The first part of the deadlift is from the floor or start position all the way up to the knees, this part of the movement requires more work from the legs so a strong leg drive is required if perhaps you have weak legs then that initial pull will be significantly lower, this will often result in the hips coming up and forcing the back to do the work which long term has a potential to cause injury.
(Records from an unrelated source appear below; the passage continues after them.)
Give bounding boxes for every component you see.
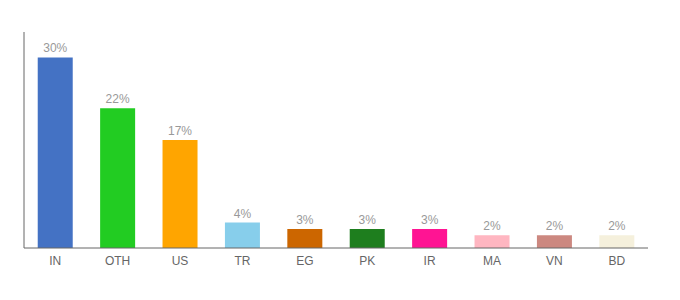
svg-text:OTH: OTH bbox=[105, 254, 130, 268]
svg-text:3%: 3% bbox=[296, 213, 314, 227]
svg-text:3%: 3% bbox=[421, 213, 439, 227]
svg-text:IR: IR bbox=[424, 254, 436, 268]
svg-text:30%: 30% bbox=[43, 41, 67, 55]
svg-text:22%: 22% bbox=[106, 92, 130, 106]
svg-text:PK: PK bbox=[359, 254, 375, 268]
svg-text:BD: BD bbox=[608, 254, 625, 268]
svg-text:2%: 2% bbox=[546, 219, 564, 233]
svg-text:US: US bbox=[172, 254, 189, 268]
svg-text:TR: TR bbox=[234, 254, 250, 268]
svg-text:MA: MA bbox=[483, 254, 501, 268]
svg-text:3%: 3% bbox=[359, 213, 377, 227]
svg-text:VN: VN bbox=[546, 254, 563, 268]
svg-text:IN: IN bbox=[49, 254, 61, 268]
svg-text:17%: 17% bbox=[168, 124, 192, 138]
svg-text:4%: 4% bbox=[234, 207, 252, 221]
svg-text:2%: 2% bbox=[608, 219, 626, 233]
svg-text:2%: 2% bbox=[483, 219, 501, 233]
svg-text:EG: EG bbox=[296, 254, 313, 268]
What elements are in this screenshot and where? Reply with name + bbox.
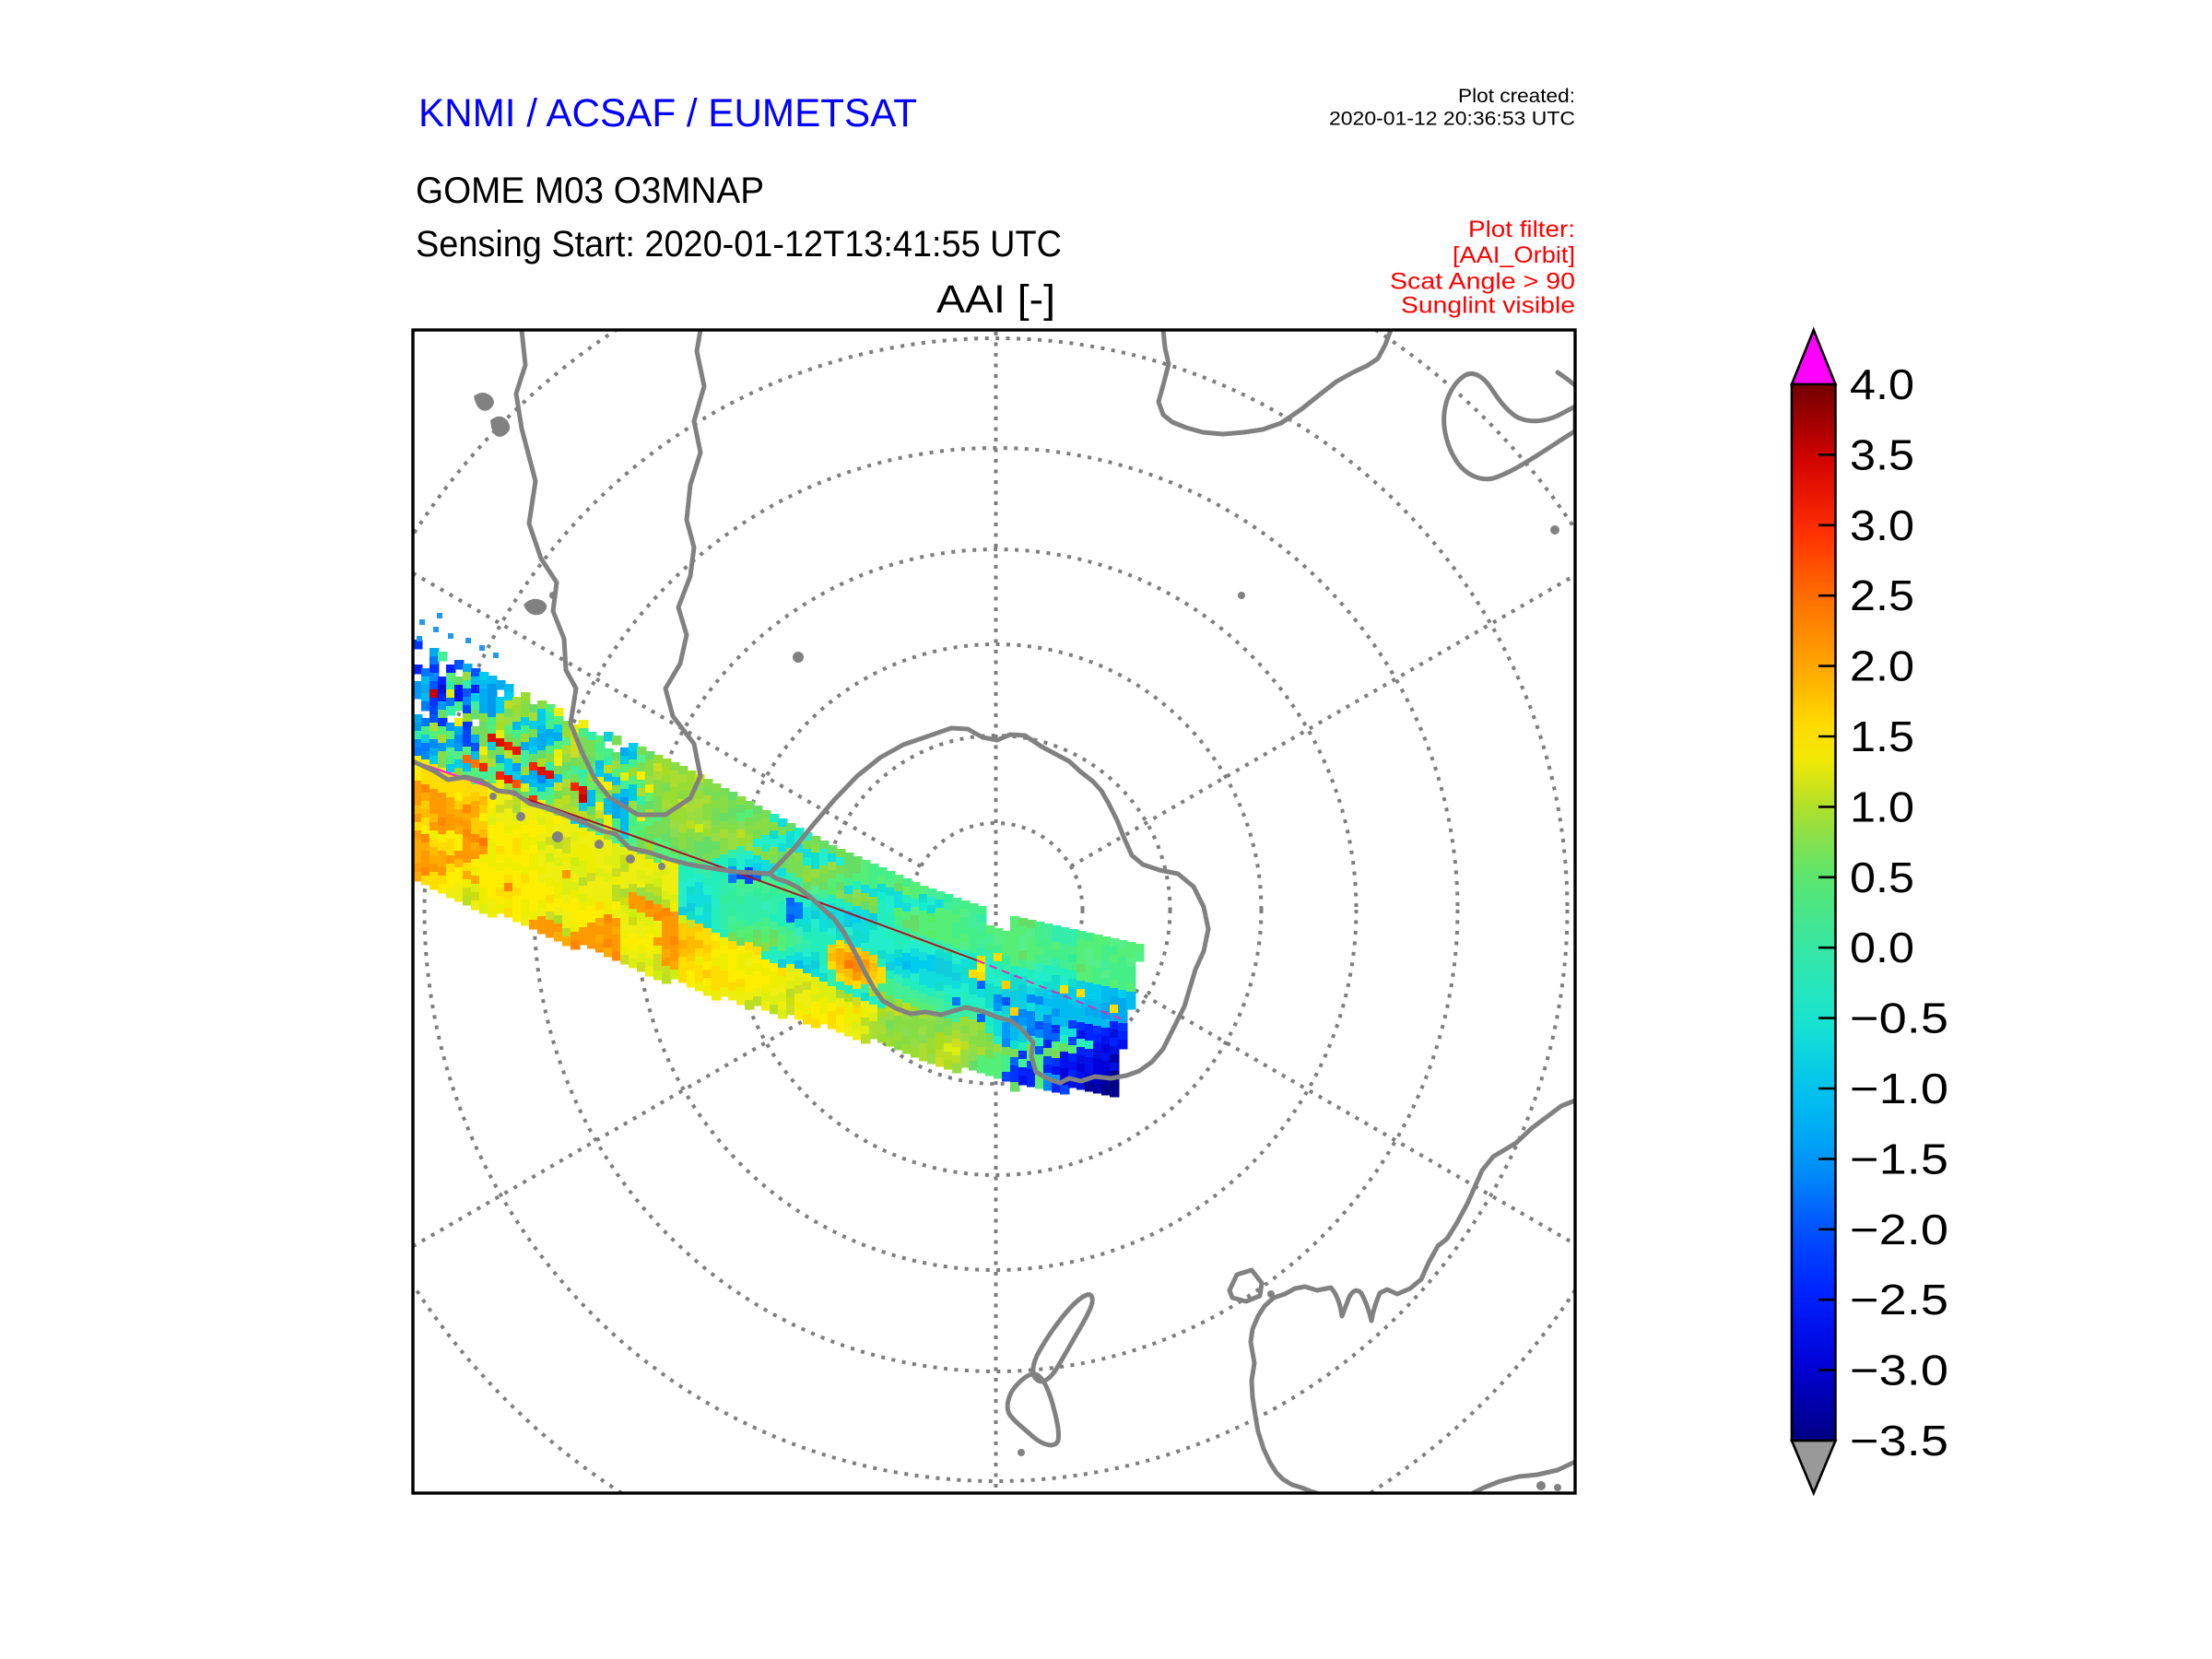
svg-text:−2.0: −2.0 <box>1850 1206 1948 1253</box>
svg-text:−2.5: −2.5 <box>1850 1276 1948 1324</box>
svg-text:Sensing Start: 2020-01-12T13:4: Sensing Start: 2020-01-12T13:41:55 UTC <box>416 224 1062 265</box>
svg-text:Scat Angle > 90: Scat Angle > 90 <box>1390 269 1575 295</box>
svg-text:AAI [-]: AAI [-] <box>936 277 1055 322</box>
svg-text:0.0: 0.0 <box>1850 924 1914 971</box>
svg-text:3.0: 3.0 <box>1850 501 1914 549</box>
svg-text:2.5: 2.5 <box>1850 571 1914 619</box>
svg-text:−1.5: −1.5 <box>1850 1135 1948 1182</box>
svg-text:Plot filter:: Plot filter: <box>1468 217 1575 242</box>
svg-text:4.0: 4.0 <box>1850 360 1914 408</box>
svg-text:Sunglint visible: Sunglint visible <box>1401 293 1575 319</box>
svg-text:−3.0: −3.0 <box>1850 1347 1948 1394</box>
svg-text:−3.5: −3.5 <box>1850 1417 1948 1465</box>
svg-text:KNMI / ACSAF / EUMETSAT: KNMI / ACSAF / EUMETSAT <box>418 91 917 135</box>
svg-text:Plot created:: Plot created: <box>1458 86 1575 107</box>
svg-text:0.5: 0.5 <box>1850 853 1914 901</box>
svg-text:−0.5: −0.5 <box>1850 994 1948 1042</box>
svg-text:1.0: 1.0 <box>1850 782 1914 830</box>
svg-text:[AAI_Orbit]: [AAI_Orbit] <box>1453 242 1575 268</box>
svg-text:−1.0: −1.0 <box>1850 1065 1948 1112</box>
svg-text:GOME M03 O3MNAP: GOME M03 O3MNAP <box>416 171 764 211</box>
svg-text:1.5: 1.5 <box>1850 712 1914 760</box>
svg-text:2020-01-12 20:36:53 UTC: 2020-01-12 20:36:53 UTC <box>1329 109 1575 130</box>
svg-text:3.5: 3.5 <box>1850 430 1914 478</box>
svg-text:2.0: 2.0 <box>1850 642 1914 690</box>
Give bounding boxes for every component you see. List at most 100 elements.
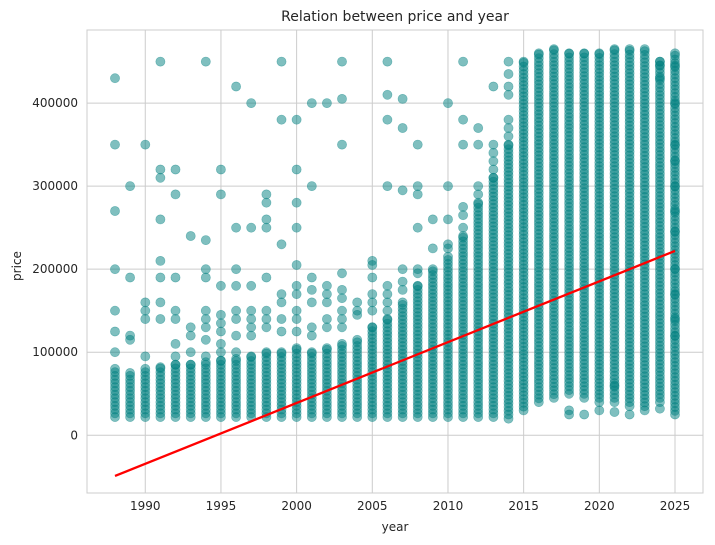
scatter-point: [261, 197, 272, 208]
scatter-point: [473, 189, 484, 200]
scatter-point: [125, 368, 136, 378]
scatter-point: [140, 363, 151, 374]
scatter-point: [352, 297, 363, 308]
scatter-point: [200, 235, 211, 245]
scatter-point: [367, 289, 378, 299]
scatter-point: [321, 314, 332, 324]
scatter-point: [458, 210, 468, 221]
scatter-point: [306, 98, 317, 108]
scatter-point: [337, 338, 347, 349]
scatter-point: [321, 98, 332, 108]
scatter-point: [246, 98, 257, 108]
scatter-point: [291, 197, 302, 208]
scatter-point: [670, 181, 680, 191]
scatter-point: [215, 318, 226, 329]
scatter-point: [200, 334, 211, 345]
scatter-point: [246, 280, 257, 291]
scatter-point: [670, 60, 680, 71]
scatter-point: [488, 164, 499, 175]
scatter-point: [443, 243, 453, 254]
scatter-point: [503, 114, 514, 125]
scatter-point: [382, 314, 393, 324]
scatter-point: [367, 322, 378, 333]
scatter-point: [215, 355, 226, 366]
scatter-point: [306, 284, 317, 295]
scatter-point: [291, 280, 302, 291]
scatter-point: [200, 272, 211, 283]
scatter-point: [670, 98, 680, 108]
scatter-point: [670, 206, 680, 216]
scatter-point: [594, 397, 605, 407]
scatter-point: [382, 114, 393, 125]
scatter-point: [488, 147, 499, 158]
scatter-point: [261, 272, 272, 283]
scatter-point: [321, 297, 332, 308]
scatter-point: [246, 322, 257, 333]
scatter-point: [231, 81, 241, 92]
scatter-point: [261, 222, 272, 233]
chart-title: Relation between price and year: [281, 9, 509, 25]
scatter-point: [231, 347, 241, 358]
scatter-point: [670, 48, 680, 59]
scatter-point: [215, 326, 226, 337]
scatter-point: [261, 347, 272, 358]
scatter-point: [306, 181, 317, 191]
scatter-point: [110, 347, 120, 358]
scatter-point: [488, 172, 499, 183]
scatter-point: [170, 305, 181, 316]
x-tick-label: 2000: [281, 499, 312, 513]
scatter-point: [427, 243, 438, 254]
scatter-point: [306, 297, 317, 308]
scatter-point: [125, 181, 136, 191]
scatter-point: [170, 338, 181, 349]
scatter-point: [503, 56, 514, 67]
y-axis-label: price: [10, 251, 24, 281]
scatter-point: [170, 359, 181, 370]
scatter-point: [200, 322, 211, 333]
scatter-point: [579, 48, 590, 59]
scatter-point: [337, 284, 347, 295]
scatter-point: [488, 81, 499, 92]
scatter-point: [291, 164, 302, 175]
scatter-point: [306, 322, 317, 333]
scatter-point: [503, 81, 514, 92]
scatter-point: [276, 347, 287, 358]
x-axis-label: year: [382, 520, 409, 534]
scatter-point: [624, 44, 635, 54]
scatter-point: [458, 56, 468, 67]
scatter-point: [382, 297, 393, 308]
scatter-point: [185, 231, 196, 241]
scatter-point: [185, 330, 196, 341]
scatter-point: [458, 231, 468, 241]
scatter-point: [246, 351, 257, 362]
scatter-point: [670, 330, 680, 341]
scatter-point: [458, 139, 468, 150]
scatter-point: [125, 272, 136, 283]
scatter-point: [412, 222, 423, 233]
scatter-point: [473, 139, 484, 150]
scatter-point: [110, 139, 120, 150]
scatter-point: [246, 330, 257, 341]
scatter-point: [458, 222, 468, 233]
scatter-point: [382, 181, 393, 191]
scatter-point: [337, 56, 347, 67]
scatter-point: [503, 89, 514, 100]
scatter-point: [155, 56, 166, 67]
scatter-point: [397, 94, 408, 104]
scatter-point: [397, 185, 408, 196]
scatter-point: [337, 305, 347, 316]
scatter-point: [140, 139, 151, 150]
scatter-point: [155, 362, 166, 373]
scatter-point: [261, 305, 272, 316]
scatter-point: [670, 226, 680, 237]
scatter-point: [306, 272, 317, 283]
scatter-point: [110, 363, 120, 374]
scatter-point: [670, 139, 680, 150]
scatter-point: [155, 214, 166, 225]
scatter-point: [382, 305, 393, 316]
scatter-point: [170, 189, 181, 200]
scatter-point: [427, 214, 438, 225]
scatter-point: [140, 351, 151, 362]
scatter-point: [488, 156, 499, 167]
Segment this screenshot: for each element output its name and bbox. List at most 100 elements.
My best advice on developing this movement would be to focus on the set up so ensuring that your hips are down and locked into place with your shoulders back and down ensuring you are ready to create a strong pull with legs. Accessory and hypertrophy work directly on the quads and legs will also see improvements to the initial stage of a deadlift. In terms of movement adaptions we can create deficit deadlifts are the number one movement for developing a stronger leg drive, by elevating the body we create a larger range of motion and further force the hips down into place meaning we are forced to use a lot more leg drive.

The second part of the deadlift starts at the knees and finishes at the lock out position now this movement primarily involves the lower back and hamstrings/glutes when this phase is weak we can often expect to see hitching at the knees and the shoulders coming forwards to create an unsafe upper curve in the back. Form is very important here so ensuring that is covered Will always help but more so specifically using adaptations such as a rack pull means we can overload this part of the movement and get use to handling heavier loads which means when we transition back to a normal conventional deadlift neurally we are more prepared to lift a far more heavier total load.

Now we have covered the movement specifications going into programming would be the next variable to consider for example the deadlift is a very taxing movement on the central nervous system meaning the level of fatigue and rate of recovery is significantly higher than other movements, ensuring you have adequate rest is vitally important to ensure recovery because when we are recovered we are better suited to perform better. There are two ways we can go about this each has their place but it is strictly individual to which you respond better to. Complete rest between sessions would be the first option say for example you run a PPL set up on a single rotation and deadlift on every pull day, on the first week you would maximally deadlift record your numbers then when the next pull comes around you completely leave deadlifts until the 3rd week what we are doing here is not loading the lower back and ensuring a better quality of rest before going again.

The second option would be what I have mentioned previously in the post would be exercise rotation so say for example you are again running the PPL set up on a single rotation on the first week you would deadlift maximally, then going into the second week you would rotate to another movement similar to a deadlift but more so designed to rest the CNS but work on weak areas too.

Each of these have their places but it is completely individual, my best advice would be to first identify your weak area of the deadlift then from there tap into the weak components and program a rotation that will increase the deadlift with the points I have given.